After an acute exposure, the initial physical examination should concentrate on the neurologic system. Within 1 to 6 days after an acute exposure, the patient might develop severe hepatic necrosis and renal failure, which can affect the cardiovascular and pulmonary systems.

When performing the physical exam, emphasis should be placed on major organ systems likely affected by exposure to CCl4 (e.g., CNS, gastrointestinal, dermal, and hepatic). Note that lack of clinical findings on initial exam does not exclude potential carbon tetrachloride toxicity. The patient might show subclinical, delayed, or individual variability in the initial presentation.

Vital signs should be recorded, especially noting any abnormalities of heart rate or rhythm. Head, eyes, ears, nose, and throat should be examined noting any inflammation or irritation. The skin should be inspected, especially the hands, for signs of

  • Redness,
  • Drying,
  • Cracking, or
  • Fissuring.

Also check for signs of jaundice.

Chest examination should include assessment of the heart and lungs.

Abdominal exam should include palpation for liver and spleen size (i.e., hepatomegaly, hepatosplenomegaly, etc.) and tenderness.

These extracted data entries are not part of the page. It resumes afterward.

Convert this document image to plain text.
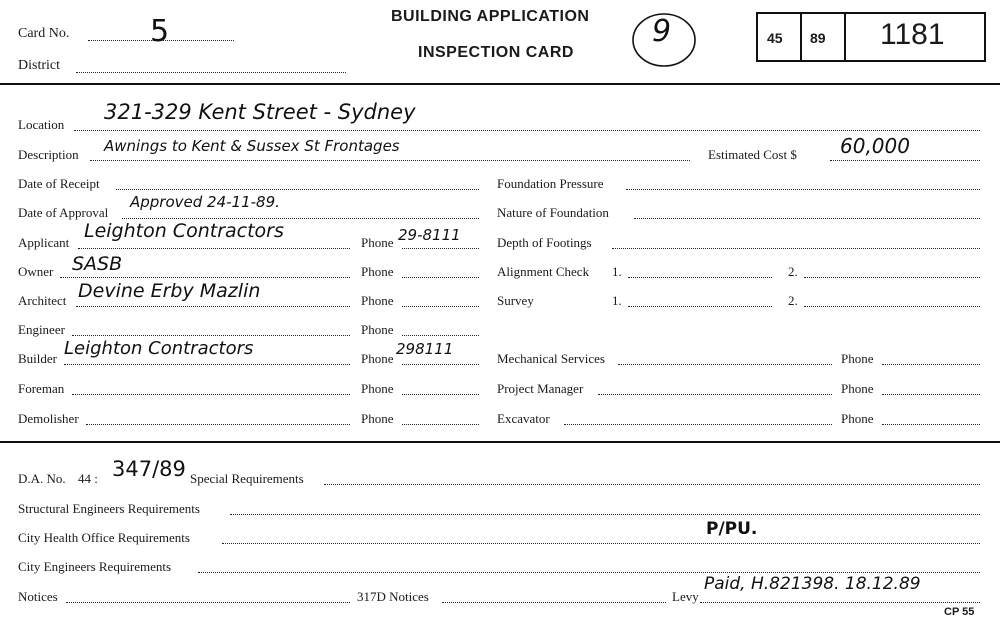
Card No.	5
District
BUILDING APPLICATION
INSPECTION CARD
9	45 89 1181
Location
321-329 Kent Street - Sydney
Description Awnings to Kent & Sussex St Frontages	Estimated Cost $ 60,000
Date of Receipt
Date of Approval
Approved 24-11-89.
Applicant
Leighton Contractors
Phone 29-8111
Owner SASB	Phone
Architect Devine Erby Mazlin	Phone
Engineer	Phone
Builder Leighton Contractors	Phone
298111
Foreman	Phone
Demolisher	Phone
Foundation Pressure
Nature of Foundation
Depth of Footings
Alignment Check 1.	2.
Survey	1.	2.
Mechanical Services	Phone
Project Manager	Phone
Excavator	Phone
D.A. No. 44 : 347/89 Special Requirements
Structural Engineers Requirements
City Health Office Requirements	P/PU.
City Engineers Requirements
Notices	317D Notices	Levy
Paid, H.821398. 18.12.89
CP 55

A mental status examination should be conducted to evaluate

  • Alertness,
  • Orientation,
  • Cognition, and
  • Short-term memory.

Peripheral nerve function should be evaluated by assessing

  • Proprioception,
  • Deep tendon reflexes,
  • Motor strength,
  • Postural stability (Romberg test), and
  • Cutaneous sensibility to vibration, light touch, and pin prick (which should always be included in the evaluation).
Key Points
  • The occupational and environmental exposure history is essential to diagnosing CCl4 toxicity.
  • The physical examination should focus on major organ systems likely affected by exposure to CCl4 (e.g., CNS, gastrointestinal, dermal, and hepatic).